Strange Birds: Hoatzins
The hoatzin is one of the world’s strangest bird species – its chicks possess claws on the leading edge of their wings!
Hoatzins live in South American tropical rain forests. These chicken-sized birds spend their time clambering through the trees that hang over slow-moving rivers.
The hoatzin chicks use the nearby water as an escape route. When faced with danger, the chicks readily drop down into the water. They are adept at swimming and diving. When danger passes, they are able to climb back up out of the water, using the primitive claws on their wings.

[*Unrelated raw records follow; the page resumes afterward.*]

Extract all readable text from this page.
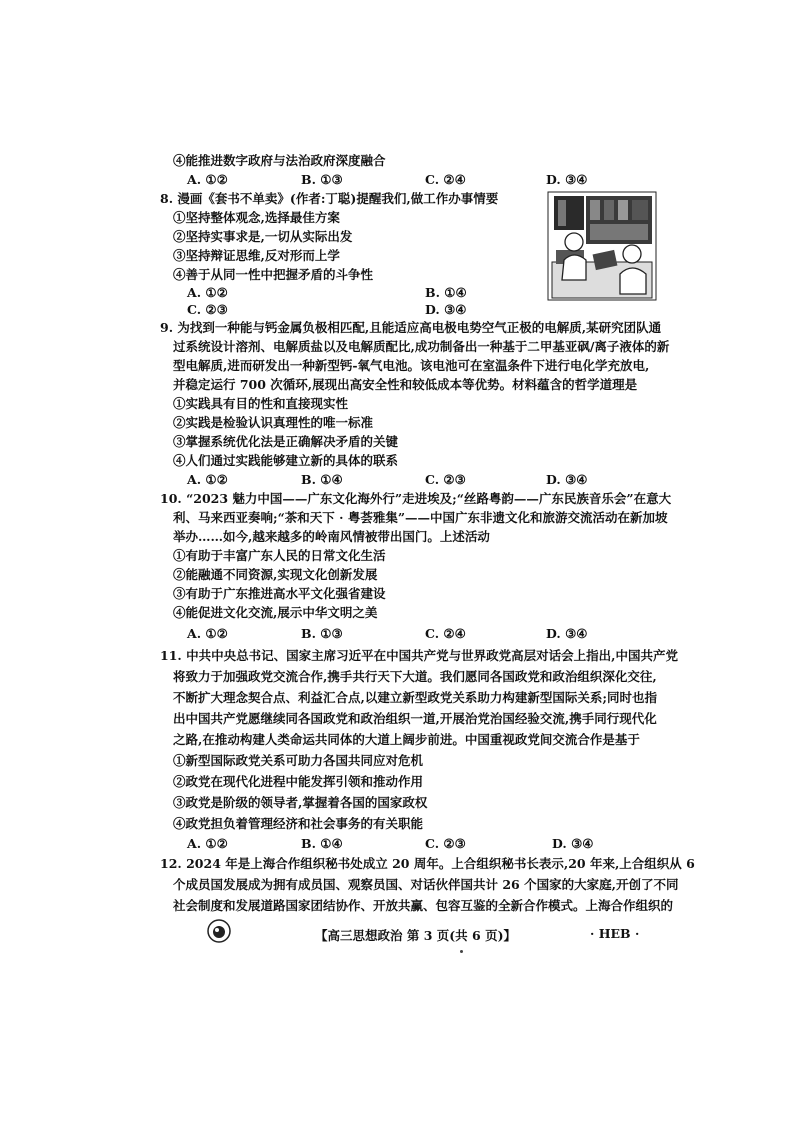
④能推进数字政府与法治政府深度融合
A. ①②	B. ①③	C. ②④	D. ③④
8. 漫画《套书不单卖》(作者:丁聪)提醒我们,做工作办事情要
①坚持整体观念,选择最佳方案
②坚持实事求是,一切从实际出发
③坚持辩证思维,反对形而上学
④善于从同一性中把握矛盾的斗争性
A. ①②	B. ①④
C. ②③	D. ③④
9. 为找到一种能与钙金属负极相匹配,且能适应高电极电势空气正极的电解质,某研究团队通
过系统设计溶剂、电解质盐以及电解质配比,成功制备出一种基于二甲基亚砜/离子液体的新
型电解质,进而研发出一种新型钙-氧气电池。该电池可在室温条件下进行电化学充放电,
并稳定运行 700 次循环,展现出高安全性和较低成本等优势。材料蕴含的哲学道理是
①实践具有目的性和直接现实性
②实践是检验认识真理性的唯一标准
③掌握系统优化法是正确解决矛盾的关键
④人们通过实践能够建立新的具体的联系
A. ①②	B. ①④	C. ②③	D. ③④
10. “2023 魅力中国——广东文化海外行”走进埃及;“丝路粤韵——广东民族音乐会”在意大
利、马来西亚奏响;“茶和天下 · 粤荟雅集”——中国广东非遗文化和旅游交流活动在新加坡
举办……如今,越来越多的岭南风情被带出国门。上述活动
①有助于丰富广东人民的日常文化生活
②能融通不同资源,实现文化创新发展
③有助于广东推进高水平文化强省建设
④能促进文化交流,展示中华文明之美
A. ①②	B. ①③	C. ②④	D. ③④
11. 中共中央总书记、国家主席习近平在中国共产党与世界政党高层对话会上指出,中国共产党
将致力于加强政党交流合作,携手共行天下大道。我们愿同各国政党和政治组织深化交往,
不断扩大理念契合点、利益汇合点,以建立新型政党关系助力构建新型国际关系;同时也指
出中国共产党愿继续同各国政党和政治组织一道,开展治党治国经验交流,携手同行现代化
之路,在推动构建人类命运共同体的大道上阔步前进。中国重视政党间交流合作是基于
①新型国际政党关系可助力各国共同应对危机
②政党在现代化进程中能发挥引领和推动作用
③政党是阶级的领导者,掌握着各国的国家政权
④政党担负着管理经济和社会事务的有关职能
A. ①②	B. ①④	C. ②③	D. ③④
12. 2024 年是上海合作组织秘书处成立 20 周年。上合组织秘书长表示,20 年来,上合组织从 6
个成员国发展成为拥有成员国、观察员国、对话伙伴国共计 26 个国家的大家庭,开创了不同
社会制度和发展道路国家团结协作、开放共赢、包容互鉴的全新合作模式。上海合作组织的
【高三思想政治 第 3 页(共 6 页)】	· HEB ·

These claws drop off as the hoatzin chick grows up. But hoatzins continue to be strange, as adults. They have an unusual appearance, with a long neck, tiny head, ragged crest, and featherless face. They only eat leaves- an unusual diet among birds, since leaves are not easily digested. One quarter of the hoatzin’s weight consists of its oversized stomach, needed to digest the leaves. This extra weight makes hoatzins poor fliers.
The hoatzin’s baby-claws make it superficially similar to the prehistoric bird-dinosaur Archeopteryx. Archeopteryx, which also had wing-claws, is known only from fossils, and is considered to be a possible evolutionary link between birds and dinosaurs. But the hoatzin is not directly related, and evolved its strange wing-claws separately.